Long-range Dependency based Multi-Layer Perceptron for Heterogeneous Information Networks

Existing heterogeneous graph neural networks (HGNNs) have achieved great success in utilizing the rich semantic information in heterogeneous information networks (HINs). However, few works have delved into the utilization of long-range dependencies in HINs, which is extremely valuable as many real-world HINs are sparse, and each node has only a few directly connected neighbors. Although some HGNNs can utilize distant neighbors by stacking multiple layers or leveraging long meta-paths, the exponentially increased number of nodes in the receptive field or the number of meta-paths incurs high computation and memory costs. To address these issues, we investigate the importance of different meta-paths and propose Long-range Dependency based Multi-Layer Perceptron (LDMLP).

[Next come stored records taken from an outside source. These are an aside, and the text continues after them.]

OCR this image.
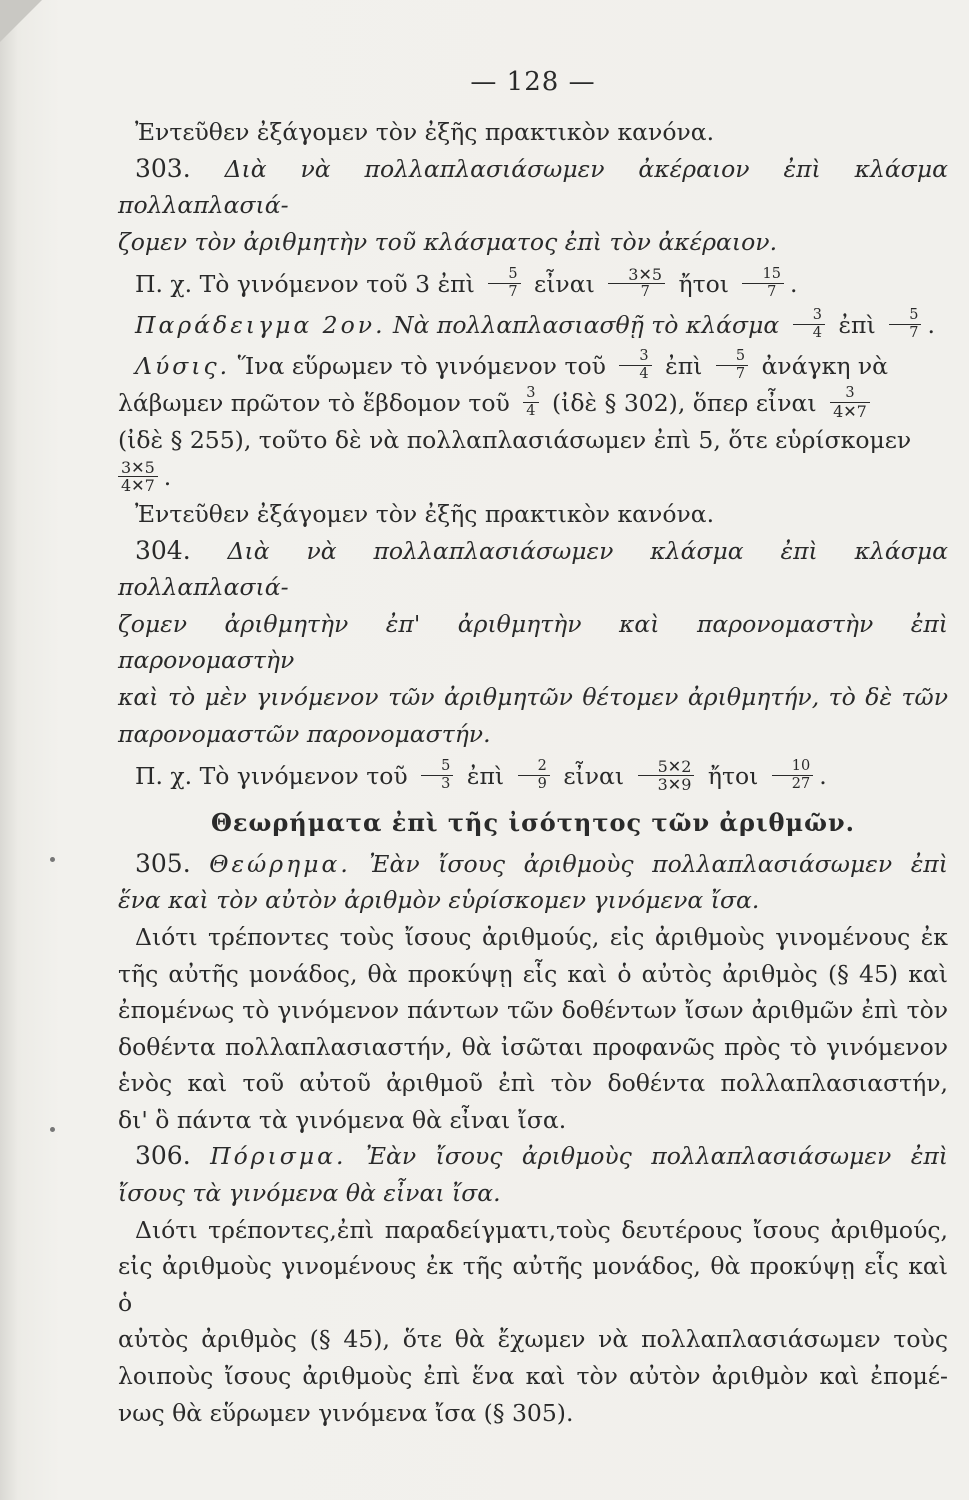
— 128 —

Ἐντεῦθεν ἐξάγομεν τὸν ἐξῆς πρακτικὸν κανόνα.

303. Διὰ νὰ πολλαπλασιάσωμεν ἀκέραιον ἐπὶ κλάσμα πολλαπλασιά-

ζομεν τὸν ἀριθμητὴν τοῦ κλάσματος ἐπὶ τὸν ἀκέραιον.

Π. χ. Τὸ γινόμενον τοῦ 3 ἐπὶ $\frac{5}{7}$ εἶναι $\frac{3✕5}{7}$ ἤτοι $\frac{15}{7}$ .

Παράδειγμα 2ον. Νὰ πολλαπλασιασθῇ τὸ κλάσμα $\frac{3}{4}$ ἐπὶ $\frac{5}{7}$ .

Λύσις. Ἵνα εὕρωμεν τὸ γινόμενον τοῦ $\frac{3}{4}$ ἐπὶ $\frac{5}{7}$ ἀνάγκη νὰ

λάβωμεν πρῶτον τὸ ἕβδομον τοῦ $\frac{3}{4}$ (ἰδὲ § 302), ὅπερ εἶναι $\frac{3}{4✕7}$

(ἰδὲ § 255), τοῦτο δὲ νὰ πολλαπλασιάσωμεν ἐπὶ 5, ὅτε εὑρίσκομεν

$\frac{3✕5}{4✕7}$ .

Ἐντεῦθεν ἐξάγομεν τὸν ἐξῆς πρακτικὸν κανόνα.

304. Διὰ νὰ πολλαπλασιάσωμεν κλάσμα ἐπὶ κλάσμα πολλαπλασιά-

ζομεν ἀριθμητὴν ἐπ' ἀριθμητὴν καὶ παρονομαστὴν ἐπὶ παρονομαστὴν

καὶ τὸ μὲν γινόμενον τῶν ἀριθμητῶν θέτομεν ἀριθμητήν, τὸ δὲ τῶν

παρονομαστῶν παρονομαστήν.

Π. χ. Τὸ γινόμενον τοῦ $\frac{5}{3}$ ἐπὶ $\frac{2}{9}$ εἶναι $\frac{5✕2}{3✕9}$ ἤτοι $\frac{10}{27}$ .

Θεωρήματα ἐπὶ τῆς ἰσότητος τῶν ἀριθμῶν.

305. Θεώρημα. Ἐὰν ἴσους ἀριθμοὺς πολλαπλασιάσωμεν ἐπὶ

ἕνα καὶ τὸν αὐτὸν ἀριθμὸν εὑρίσκομεν γινόμενα ἴσα.

Διότι τρέποντες τοὺς ἴσους ἀριθμούς, εἰς ἀριθμοὺς γινομένους ἐκ

τῆς αὐτῆς μονάδος, θὰ προκύψῃ εἷς καὶ ὁ αὐτὸς ἀριθμὸς (§ 45) καὶ

ἐπομένως τὸ γινόμενον πάντων τῶν δοθέντων ἴσων ἀριθμῶν ἐπὶ τὸν

δοθέντα πολλαπλασιαστήν, θὰ ἰσῶται προφανῶς πρὸς τὸ γινόμενον

ἑνὸς καὶ τοῦ αὐτοῦ ἀριθμοῦ ἐπὶ τὸν δοθέντα πολλαπλασιαστήν,

δι' ὃ πάντα τὰ γινόμενα θὰ εἶναι ἴσα.

306. Πόρισμα. Ἐὰν ἴσους ἀριθμοὺς πολλαπλασιάσωμεν ἐπὶ

ἴσους τὰ γινόμενα θὰ εἶναι ἴσα.

Διότι τρέποντες,ἐπὶ παραδείγματι,τοὺς δευτέρους ἴσους ἀριθμούς,

εἰς ἀριθμοὺς γινομένους ἐκ τῆς αὐτῆς μονάδος, θὰ προκύψῃ εἷς καὶ ὁ

αὐτὸς ἀριθμὸς (§ 45), ὅτε θὰ ἔχωμεν νὰ πολλαπλασιάσωμεν τοὺς

λοιποὺς ἴσους ἀριθμοὺς ἐπὶ ἕνα καὶ τὸν αὐτὸν ἀριθμὸν καὶ ἐπομέ-

νως θὰ εὕρωμεν γινόμενα ἴσα (§ 305).
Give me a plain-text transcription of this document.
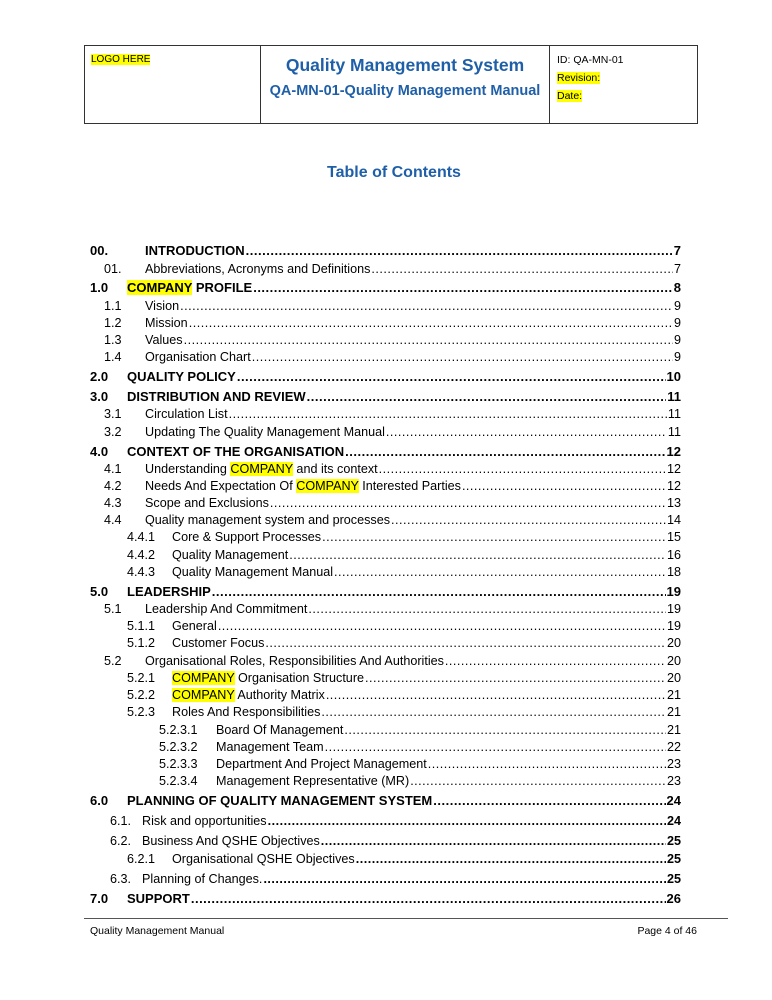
LOGO HERE	Quality Management System
QA-MN-01-Quality Management Manual
ID: QA-MN-01
Revision:
Date:
Table of Contents
00.	INTRODUCTION .....	7
01. Abbreviations, Acronyms and Definitions .....	7
1.0 COMPANY PROFILE .....	8
1.1 Vision .....	9
1.2 Mission .....	9
1.3 Values .....	9
1.4 Organisation Chart .....	9
2.0 QUALITY POLICY .....	10
3.0 DISTRIBUTION AND REVIEW .....	11
3.1 Circulation List .....	11
3.2 Updating The Quality Management Manual .....	11
4.0 CONTEXT OF THE ORGANISATION .....	12
4.1 Understanding COMPANY and its context .....	12
4.2 Needs And Expectation Of COMPANY Interested Parties .....	12
4.3 Scope and Exclusions .....	13
4.4 Quality management system and processes .....	14
4.4.1 Core & Support Processes .....	15
4.4.2 Quality Management .....	16
4.4.3 Quality Management Manual .....	18
5.0 LEADERSHIP .....	19
5.1 Leadership And Commitment .....	19
5.1.1 General .....	19
5.1.2 Customer Focus .....	20
5.2 Organisational Roles, Responsibilities And Authorities .....	20
5.2.1 COMPANY Organisation Structure .....	20
5.2.2 COMPANY Authority Matrix .....	21
5.2.3 Roles And Responsibilities .....	21
5.2.3.1 Board Of Management .....	21
5.2.3.2 Management Team .....	22
5.2.3.3 Department And Project Management .....	23
5.2.3.4 Management Representative (MR) .....	23
6.0 PLANNING OF QUALITY MANAGEMENT SYSTEM .....	24
6.1. Risk and opportunities .....	24
6.2. Business And QSHE Objectives .....	25
6.2.1 Organisational QSHE Objectives .....	25
6.3. Planning of Changes. .....	25
7.0 SUPPORT .....	26
Quality Management Manual	Page 4 of 46
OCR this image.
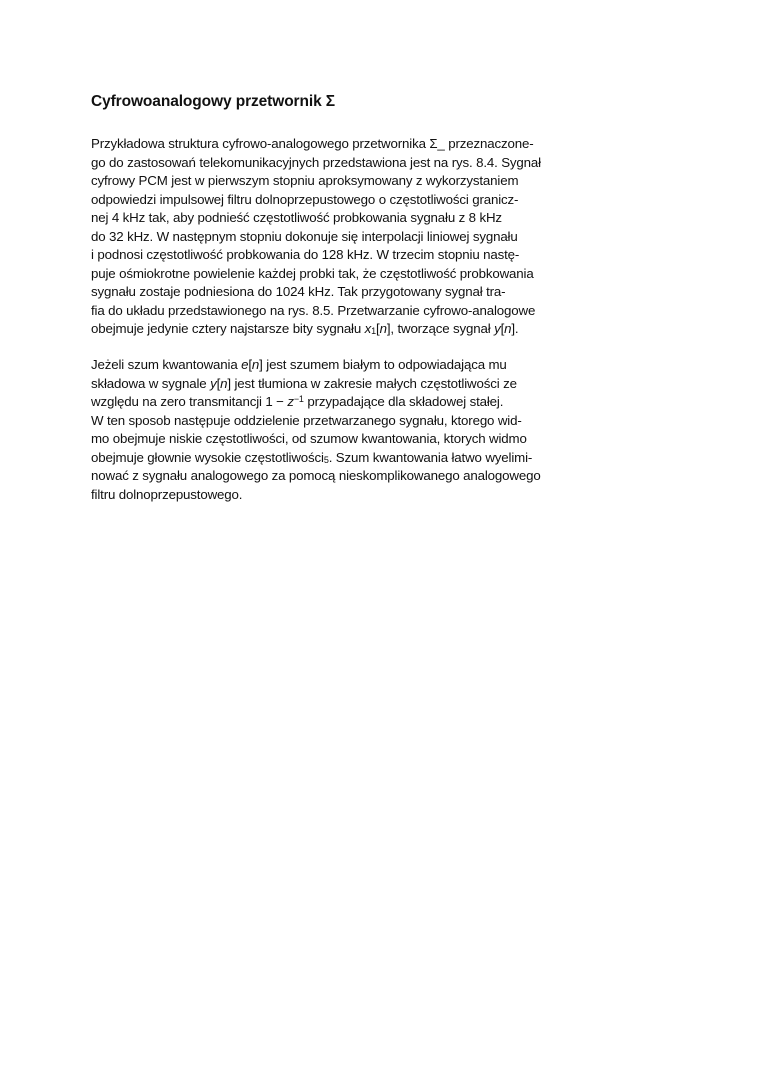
Cyfrowoanalogowy przetwornik Σ

Przykładowa struktura cyfrowo-analogowego przetwornika Σ_ przeznaczone-
go do zastosowań telekomunikacyjnych przedstawiona jest na rys. 8.4. Sygnał
cyfrowy PCM jest w pierwszym stopniu aproksymowany z wykorzystaniem
odpowiedzi impulsowej filtru dolnoprzepustowego o częstotliwości granicz-
nej 4 kHz tak, aby podnieść częstotliwość probkowania sygnału z 8 kHz
do 32 kHz. W następnym stopniu dokonuje się interpolacji liniowej sygnału
i podnosi częstotliwość probkowania do 128 kHz. W trzecim stopniu nastę-
puje ośmiokrotne powielenie każdej probki tak, że częstotliwość probkowania
sygnału zostaje podniesiona do 1024 kHz. Tak przygotowany sygnał tra-
fia do układu przedstawionego na rys. 8.5. Przetwarzanie cyfrowo-analogowe
obejmuje jedynie cztery najstarsze bity sygnału $x_1[n]$, tworzące sygnał y[n].

Jeżeli szum kwantowania e[n] jest szumem białym to odpowiadająca mu
składowa w sygnale y[n] jest tłumiona w zakresie małych częstotliwości ze
względu na zero transmitancji $1 - z^{-1}$ przypadające dla składowej stałej.
W ten sposob następuje oddzielenie przetwarzanego sygnału, ktorego wid-
mo obejmuje niskie częstotliwości, od szumow kwantowania, ktorych widmo
obejmuje głownie wysokie częstotliwości$_5$. Szum kwantowania łatwo wyelimi-
nować z sygnału analogowego za pomocą nieskomplikowanego analogowego
filtru dolnoprzepustowego.
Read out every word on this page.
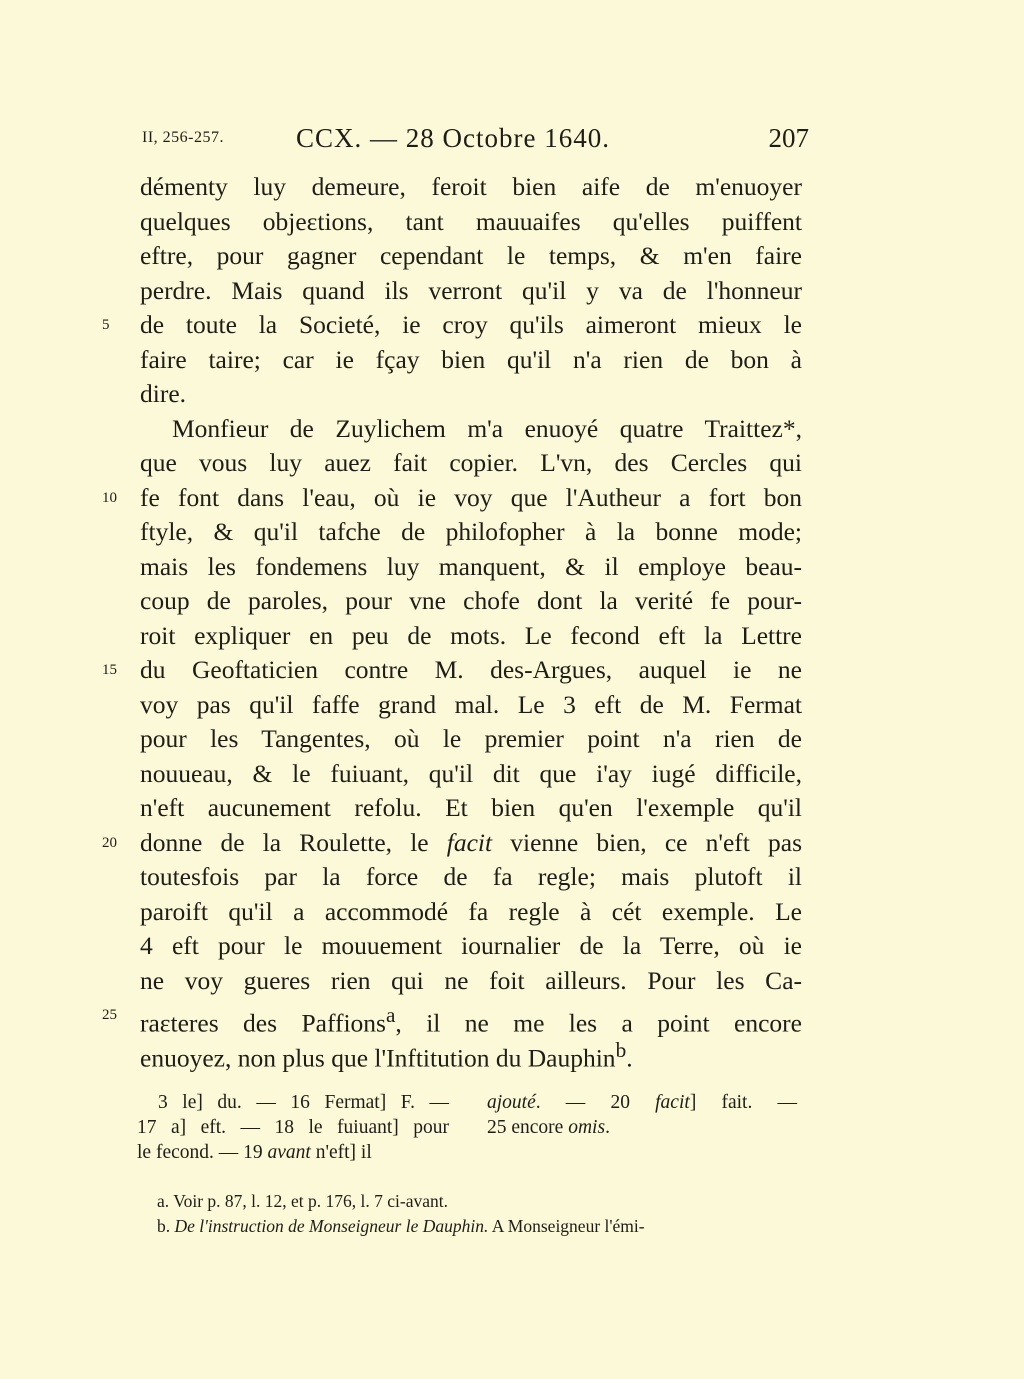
II, 256-257.	CCX. — 28 Octobre 1640.	207
démenty luy demeure, feroit bien aife de m'enuoyer
quelques objeɛtions, tant mauuaifes qu'elles puiffent
eftre, pour gagner cependant le temps, & m'en faire
perdre. Mais quand ils verront qu'il y va de l'honneur
5	de toute la Societé, ie croy qu'ils aimeront mieux le
faire taire; car ie fçay bien qu'il n'a rien de bon à
dire.
Monfieur de Zuylichem m'a enuoyé quatre Traittez*,
que vous luy auez fait copier. L'vn, des Cercles qui
10 fe font dans l'eau, où ie voy que l'Autheur a fort bon
ftyle, & qu'il tafche de philofopher à la bonne mode;
mais les fondemens luy manquent, & il employe beau-
coup de paroles, pour vne chofe dont la verité fe pour-
roit expliquer en peu de mots. Le fecond eft la Lettre
15 du Geoftaticien contre M. des-Argues, auquel ie ne
voy pas qu'il faffe grand mal. Le 3 eft de M. Fermat
pour les Tangentes, où le premier point n'a rien de
nouueau, & le fuiuant, qu'il dit que i'ay iugé difficile,
n'eft aucunement refolu. Et bien qu'en l'exemple qu'il
20 donne de la Roulette, le facit vienne bien, ce n'eft pas
toutesfois par la force de fa regle; mais plutoft il
paroift qu'il a accommodé fa regle à cét exemple. Le
4 eft pour le mouuement iournalier de la Terre, où ie
ne voy gueres rien qui ne foit ailleurs. Pour les Ca-
25 raɛteres des Paffions$^a$, il ne me les a point encore
enuoyez, non plus que l'Inftitution du Dauphin$^b$.
3 le] du. — 16 Fermat] F. —
17 a] eft. — 18 le fuiuant] pour
le fecond. — 19 avant n'eft] il
ajouté. — 20 facit] fait. —
25 encore omis.
a. Voir p. 87, l. 12, et p. 176, l. 7 ci-avant.
b. De l'instruction de Monseigneur le Dauphin. A Monseigneur l'émi-
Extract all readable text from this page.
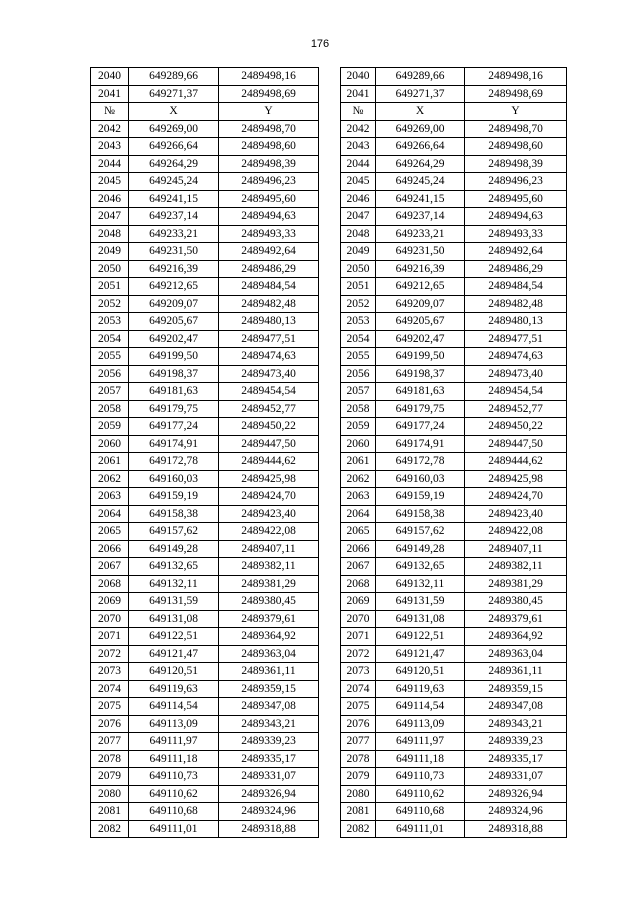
176
2040	649289,66	2489498,16
2041	649271,37	2489498,69
№	X	Y
2042	649269,00	2489498,70
2043	649266,64	2489498,60
2044	649264,29	2489498,39
2045	649245,24	2489496,23
2046	649241,15	2489495,60
2047	649237,14	2489494,63
2048	649233,21	2489493,33
2049	649231,50	2489492,64
2050	649216,39	2489486,29
2051	649212,65	2489484,54
2052	649209,07	2489482,48
2053	649205,67	2489480,13
2054	649202,47	2489477,51
2055	649199,50	2489474,63
2056	649198,37	2489473,40
2057	649181,63	2489454,54
2058	649179,75	2489452,77
2059	649177,24	2489450,22
2060	649174,91	2489447,50
2061	649172,78	2489444,62
2062	649160,03	2489425,98
2063	649159,19	2489424,70
2064	649158,38	2489423,40
2065	649157,62	2489422,08
2066	649149,28	2489407,11
2067	649132,65	2489382,11
2068	649132,11	2489381,29
2069	649131,59	2489380,45
2070	649131,08	2489379,61
2071	649122,51	2489364,92
2072	649121,47	2489363,04
2073	649120,51	2489361,11
2074	649119,63	2489359,15
2075	649114,54	2489347,08
2076	649113,09	2489343,21
2077	649111,97	2489339,23
2078	649111,18	2489335,17
2079	649110,73	2489331,07
2080	649110,62	2489326,94
2081	649110,68	2489324,96
2082	649111,01	2489318,88
2040	649289,66	2489498,16
2041	649271,37	2489498,69
№	X	Y
2042	649269,00	2489498,70
2043	649266,64	2489498,60
2044	649264,29	2489498,39
2045	649245,24	2489496,23
2046	649241,15	2489495,60
2047	649237,14	2489494,63
2048	649233,21	2489493,33
2049	649231,50	2489492,64
2050	649216,39	2489486,29
2051	649212,65	2489484,54
2052	649209,07	2489482,48
2053	649205,67	2489480,13
2054	649202,47	2489477,51
2055	649199,50	2489474,63
2056	649198,37	2489473,40
2057	649181,63	2489454,54
2058	649179,75	2489452,77
2059	649177,24	2489450,22
2060	649174,91	2489447,50
2061	649172,78	2489444,62
2062	649160,03	2489425,98
2063	649159,19	2489424,70
2064	649158,38	2489423,40
2065	649157,62	2489422,08
2066	649149,28	2489407,11
2067	649132,65	2489382,11
2068	649132,11	2489381,29
2069	649131,59	2489380,45
2070	649131,08	2489379,61
2071	649122,51	2489364,92
2072	649121,47	2489363,04
2073	649120,51	2489361,11
2074	649119,63	2489359,15
2075	649114,54	2489347,08
2076	649113,09	2489343,21
2077	649111,97	2489339,23
2078	649111,18	2489335,17
2079	649110,73	2489331,07
2080	649110,62	2489326,94
2081	649110,68	2489324,96
2082	649111,01	2489318,88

Specifically, to solve the high-cost problem of leveraging long-range dependencies, LDMLP adopts a search stage to discover effective meta-paths automatically, reducing the exponentially increased number of meta-paths to a constant. To avoid the influence of specific modules on search results, LDMLP utilizes a simple architecture with only multi-layer perceptions in the search stage, improving the generalization of searched meta-paths. As a result, the searched meta-paths not only perform well in LDMLP but also enable other HGNNs like HAN and SeHGNN to perform better. Extensive experiments on eight heterogeneous datasets demonstrate that LDMLP achieves state-of-the-art performance while enjoying high efficiency and generalization, especially on sparse HINs.